The old Bill had a rather deceptive clause, to tempt Labour to vote for it, headed “Protection for workers’ rights”, but the heading of the lost clause is misleading: it had no protection of any rights: all it was going to do was order Ministers to make a statement about it in every new relevant Bill, which was a ridiculous burden with no legal effect.

Then after more detail and definitions that is it, after just 41 pages. 

The rest are schedules, with more detail from the provisions already described (all good fun for judicial review lawyers in the coming months).
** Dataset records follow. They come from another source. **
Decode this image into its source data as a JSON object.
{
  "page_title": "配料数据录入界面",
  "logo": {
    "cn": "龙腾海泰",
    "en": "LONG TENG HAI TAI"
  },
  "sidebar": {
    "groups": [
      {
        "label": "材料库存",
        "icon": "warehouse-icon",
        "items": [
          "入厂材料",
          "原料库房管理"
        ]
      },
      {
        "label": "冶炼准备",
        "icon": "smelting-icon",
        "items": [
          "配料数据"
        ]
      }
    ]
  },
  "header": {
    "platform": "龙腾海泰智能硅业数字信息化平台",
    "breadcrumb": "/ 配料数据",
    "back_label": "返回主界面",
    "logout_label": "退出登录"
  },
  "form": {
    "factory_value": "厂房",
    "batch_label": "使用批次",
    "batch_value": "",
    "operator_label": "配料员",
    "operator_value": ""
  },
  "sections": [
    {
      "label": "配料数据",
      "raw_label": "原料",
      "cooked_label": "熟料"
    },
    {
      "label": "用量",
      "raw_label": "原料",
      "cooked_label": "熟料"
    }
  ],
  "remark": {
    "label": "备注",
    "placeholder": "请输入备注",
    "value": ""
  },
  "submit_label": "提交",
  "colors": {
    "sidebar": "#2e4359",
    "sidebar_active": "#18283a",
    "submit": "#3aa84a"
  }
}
A Henry VIII provision which is remarkable appears in Schedule 2, which constitutes the Independent Monitoring Authority for the Citizens’ Rights Agreements, in Paragraphs 39(7) and 40 (3), saying that ‘The power to make regulations under sub-paragraph (1) may (among other things) be exercised by modifying any provision made by or under an enactment (including this Act)’. That is extraordinary. As a constitutional principle, an Act should not grant power for that Act itself to be changed. It is though an example of where the Act has gone into executive detail which is considered temporary. The modifications to enactments are only authorised in the very limited context of the constitution and final dissolution of the IMA. There are better ways to do this with better wording, though perhaps not if the Bill has had to be crafted in hours.